Nestes primeiros três volumes, é-nos apresentada a pequena aldeia de Notre-Dame-des-Lacs, situada numa pequena província do Quebeque, no Canadá, no ano de 1926. Esta é uma aldeia perdida no tempo, completamente rural, onde existe um equilíbrio natural – embora ténue, porque assim é o equilíbrio das sociedades criadas pelos Homens – quer a nível de valores, quer a nível económico, quer a nível sociocultural.
Félix Ducharme é o dono do Armazém Central – uma mercearia que vende todas as espécies de bens essenciais para a população local – e, logo nas primeiras páginas do primeiro livro, somos confrontados pela sua morte, que nos é narrada pelo mesmo, na primeira pessoa do singular. A partir daí, Marie, a esposa de Félix, do qual não teve filhos, fica sozinha e desesperada pois estávamos num tempo em que as mulheres mais não eram do que as sombras dos seus maridos. Sozinha e desamparada, Marie vê-se forçada a pôr mãos à obra e a travar o seu próprio destino. Passa então a ser ela a pessoa responsável pelo antigo negócio do marido. Naturalmente, qualquer mudança brusca e inesperada, traz consigo inúmeras dificuldades e pedras no caminho. Mas Marie é perseverante e com a ajuda de amigos, consegue reestabelecer-se.
Se o primeiro tomo é uma porta de entrada já por si fascinante para o mundo imaginado por Loisel e Tripp, é no segundo tomo, com a chegada de Serge, que irá proporcionar um abalo, a todos os níveis, na pequena aldeia de Notre-Dame-des-Lacs, que
Armazém Central ainda se torna mais delicioso de acompanhar. Serge é diferente em tudo em relação à população da aldeia: é instruído, viajado, culto e parece saber um pouco sobre todos os assuntos. Logicamente, a sua chegada despoleta comportamentos e reações novos para aqueles que os rodeiam.
Quanto ao tomo 3, Os Homens, é o volume de um primeiro embate pessoal entre Serge, aqueles que já o admiram e aqueles que não nutrem por si tanta simpatia assim. Para os homens, pessoas rudes do campo que se encontravam fora de casa durante longas jornadas de trabalho na indústria lenhadora, Serge simboliza tudo aquilo que eles não são. E, logicamente, a primeira reação à diferença é a desconfiança e o desagrado. Neste terceiro volume também se sente que a relação de Serge e Marie está quase a consumar-se. Contudo, nem tudo é o que parece e no final do terceiro volume é-nos dada uma revelação inesperada.

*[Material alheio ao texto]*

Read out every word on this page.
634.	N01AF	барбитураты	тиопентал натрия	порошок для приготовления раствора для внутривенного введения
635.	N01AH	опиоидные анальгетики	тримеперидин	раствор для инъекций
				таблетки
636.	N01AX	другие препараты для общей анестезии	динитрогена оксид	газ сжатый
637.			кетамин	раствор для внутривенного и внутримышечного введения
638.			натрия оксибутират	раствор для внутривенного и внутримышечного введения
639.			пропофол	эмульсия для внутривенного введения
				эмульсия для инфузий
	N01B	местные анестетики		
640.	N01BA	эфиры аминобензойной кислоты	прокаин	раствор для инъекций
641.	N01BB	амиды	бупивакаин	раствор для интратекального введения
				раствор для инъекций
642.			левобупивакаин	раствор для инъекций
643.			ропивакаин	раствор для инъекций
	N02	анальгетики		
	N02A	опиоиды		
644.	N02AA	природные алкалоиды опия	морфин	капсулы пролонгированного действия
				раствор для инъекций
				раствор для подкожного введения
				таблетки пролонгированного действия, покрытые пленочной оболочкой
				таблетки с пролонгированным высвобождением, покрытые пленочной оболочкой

Estes são os elementos base do enredo destes primeiros três livros. Mas é nas entrelinhas, naquilo que fica por dizer, que
Armazém Central sobe ao Olimpo das melhores bandas desenhadas que já li. Afinal, e como já escrevi,
«esta é uma história magnífica, adulta, profunda, madura e que se pode comparar a uma boa telenovela ou série de tv, daquelas em que criamos uma relação profunda com as personagens. E onde o enredo é tecido de forma magistral pelos autores Loisel e Tripp. O ritmo de ação é lento e comedido, convidando o leitor a mergulhar naquilo que aqui se passa. E o que se passa é de tudo um pouco: temas como a emancipação das mulheres, o desafio dos valores impostos, as opções sexuais, os problemas de foro psicológico, a luta entre homens e mulheres, o papel da religião, a solidão, etc.»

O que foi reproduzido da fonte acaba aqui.